Op 4 mei 2015 is het wetsvoorstel Elektriciteits- en gaswet ingediend bij de Tweede Kamer. Het wetsvoorstel bevat een samenvoeging van de Elektriciteitswet 1998 en de Gaswet, waarbij bepalingen zijn geordend en gestroomlijnd. De onderwerpen ‘inrichting en taken systeembeheerder’ en ‘tariefregulering’ zijn daarbij inhoudelijk aangepakt. In de aanloop naar dit wetsvoorstel is er gediscussieerd over de activiteiten die een netwerkbedrijf (infrastructuurbedrijf) mag verrichten. Aan de ene kant is...
Leestijd 
Auteur artikel Maarten Kole
Gepubliceerd 22 mei 2015
Laatst gewijzigd 16 april 2018
Op 4 mei 2015 is het wetsvoorstel Elektriciteits- en gaswet ingediend bij de Tweede Kamer. Het wetsvoorstel bevat een samenvoeging van de Elektriciteitswet 1998 en de Gaswet, waarbij bepalingen zijn geordend en gestroomlijnd. De onderwerpen ‘inrichting en taken systeembeheerder’ en ‘tariefregulering’ zijn daarbij inhoudelijk aangepakt. In de aanloop naar dit wetsvoorstel is er gediscussieerd over de activiteiten die een netwerkbedrijf (infrastructuurbedrijf) mag verrichten. Aan de ene kant is er daarbij op gewezen dat deze netwerkbedrijven in verband met de synergievoordelen en aanwezige kennis een belangrijke rol kunnen spelen in  de energietransitie. Aan de andere kant is het belang van een level playing field voor de overige marktpartijen benadrukt. In dit artikel wordt ingegaan op de keuze die in dit wetsvoorstel in dit verband is gemaakt.

Kamerstukken
Kamerstukken II, 2014/15, 34 199, nr. 1 (Koninklijke boodschap)
Kamerstukken II, 2014/15, 34 199, nr. 2 (Voorstel van wet)
Kamerstukken II, 2014/15, 34 199, nr. 3 (Memorie van Toelichting)
Kamerstukken II, 2014/15, 34 199, nr. 4 (Advies Raad van State en Nader rapport)

Hoofdstukken
In het wetsvoorstel sluit de volgorde van de hoofdstukken zoveel mogelijk aan bij de energieketen. Het wetsvoorstel bestaat uit de volgende hoofdstukken:


    1. Algemene bepalingen (Definities en reikwijdte)
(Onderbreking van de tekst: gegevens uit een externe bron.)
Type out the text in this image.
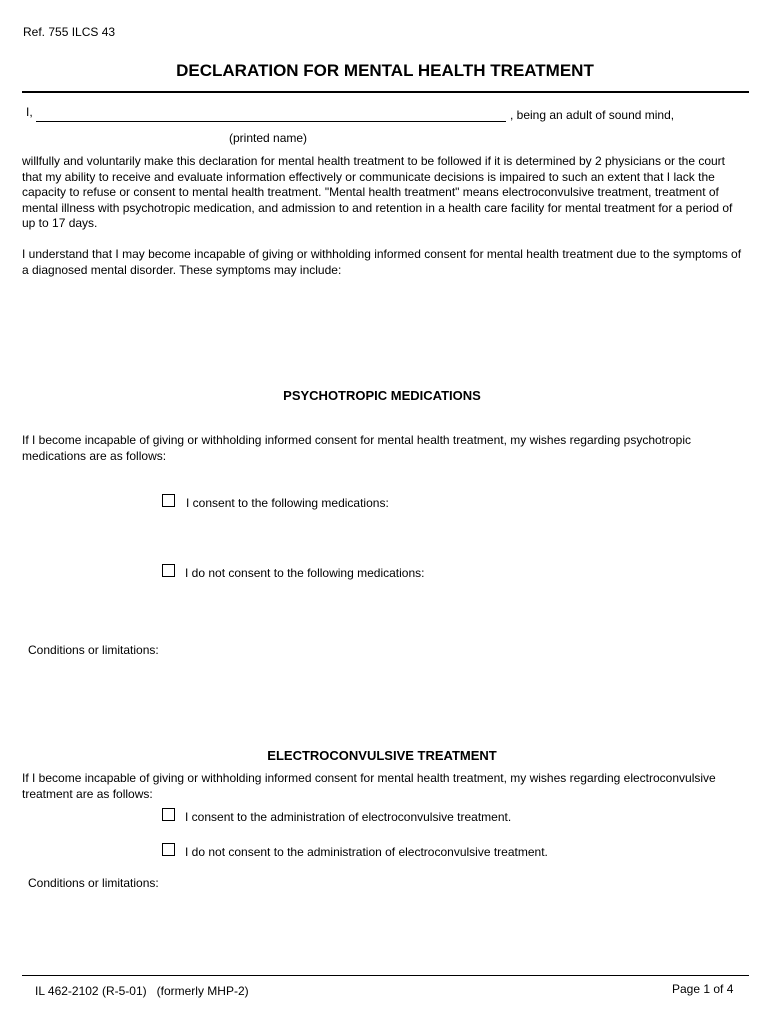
Ref. 755 ILCS 43
DECLARATION FOR MENTAL HEALTH TREATMENT
I,	, being an adult of sound mind,
(printed name)
willfully and voluntarily make this declaration for mental health treatment to be followed if it is determined by 2 physicians or the court that my ability to receive and evaluate information effectively or communicate decisions is impaired to such an extent that I lack the capacity to refuse or consent to mental health treatment. "Mental health treatment" means electroconvulsive treatment, treatment of mental illness with psychotropic medication, and admission to and retention in a health care facility for mental treatment for a period of up to 17 days.
I understand that I may become incapable of giving or withholding informed consent for mental health treatment due to the symptoms of a diagnosed mental disorder. These symptoms may include:
PSYCHOTROPIC MEDICATIONS
If I become incapable of giving or withholding informed consent for mental health treatment, my wishes regarding psychotropic medications are as follows:
I consent to the following medications:
I do not consent to the following medications:
Conditions or limitations:
ELECTROCONVULSIVE TREATMENT
If I become incapable of giving or withholding informed consent for mental health treatment, my wishes regarding electroconvulsive treatment are as follows:
I consent to the administration of electroconvulsive treatment.
I do not consent to the administration of electroconvulsive treatment.
Conditions or limitations:
IL 462-2102 (R-5-01)   (formerly MHP-2)	Page 1 of 4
    2. Elektriciteits- en gasproductie

    3. Gasopslag en LNG

    4. Inrichting systeembeheer

    5. Taken en verplichtingen van beheerders van systemen

    6. Tariefregulering

    7. Markten en handel

    8. Levering

    9. Codes

    10. Uitvoering en Toezicht

    11. Overige bepalingen

    12. Slot- en overgangsbepalingen



De systeembeheerder
In het wetsvoorstel is ervoor gekozen een “net” met de term “systeem” aan te duiden en voor een “netbeheerder” de term “systeembeheerder” te gebruiken. De landelijke netbeheerder wordt daarbij aangeduid met de term “transmissiesysteembeheerder” en de regionale netbeheerder met de term “distributiesysteembeheerder”.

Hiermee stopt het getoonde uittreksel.